Bonanno, Department Chair of Counseling and Clinical Psychology at TC, has studied grief and grieving in different cultures. He calls grief “multi-faceted” and believes there is “no one-size-fits-all kind of mourning.”
Readers have responded strongly to these messages.
“So many people have written,” Bonanno says, “saying, ‘Thank you for saying that people can be OK, because I’m fine.’”
Unintended, But Still Painful
Derald Wing Sue investigates bigotry that’s off the radar
Derald Wing Sue didn’t coin the term “microaggressions”— the subtle, often unintended insults directed at people based solely on their membership in a socially devalued group—but he seems to be almost single-handedly making it a part of the lay lexicon.

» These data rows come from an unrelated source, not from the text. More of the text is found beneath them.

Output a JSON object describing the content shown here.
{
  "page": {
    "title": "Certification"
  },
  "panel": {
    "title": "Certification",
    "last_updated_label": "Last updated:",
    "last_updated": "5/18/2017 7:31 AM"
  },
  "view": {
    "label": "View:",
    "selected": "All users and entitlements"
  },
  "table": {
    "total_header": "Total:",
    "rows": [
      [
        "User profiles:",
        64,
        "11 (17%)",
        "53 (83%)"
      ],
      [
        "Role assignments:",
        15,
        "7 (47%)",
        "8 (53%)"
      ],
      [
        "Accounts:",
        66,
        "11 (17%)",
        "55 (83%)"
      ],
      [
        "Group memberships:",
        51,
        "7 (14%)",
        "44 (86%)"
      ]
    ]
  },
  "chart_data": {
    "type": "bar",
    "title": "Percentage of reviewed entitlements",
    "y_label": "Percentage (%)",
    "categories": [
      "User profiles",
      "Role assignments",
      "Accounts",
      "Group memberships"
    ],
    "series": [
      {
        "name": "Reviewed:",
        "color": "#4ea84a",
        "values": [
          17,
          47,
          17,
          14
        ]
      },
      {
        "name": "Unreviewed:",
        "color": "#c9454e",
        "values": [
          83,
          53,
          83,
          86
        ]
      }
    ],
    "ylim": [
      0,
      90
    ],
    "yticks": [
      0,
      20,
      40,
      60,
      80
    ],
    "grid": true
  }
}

In Microaggressions in Everyday Life, Sue creates a taxonomy of common microaggressions against different minority groups and documents the collective toll microaggressions take on recipients. The volume was awarded the first-ever UnityFirst.com National Diversity and Inclusion Book Prize, and Sue has been interviewed on TV and radio nationwide.
In Microaggressions and Marginality: Manifestations, Dynamics, and Impact, also released this year by John Wiley and Sons, Sue brings together essays by experts in psychology and discrimination—many of them his current and former graduate students at TC. The book is the product of eight years of research, across “a broad spectrum of society who have been treated as second-class citizens and lesser beings,” Sue writes.
In September, Sue and David Rivera, a doctoral student in counseling psychology, launched a blog—also titled “Microaggressions in Everyday Life”—on the Psychology Today Web site.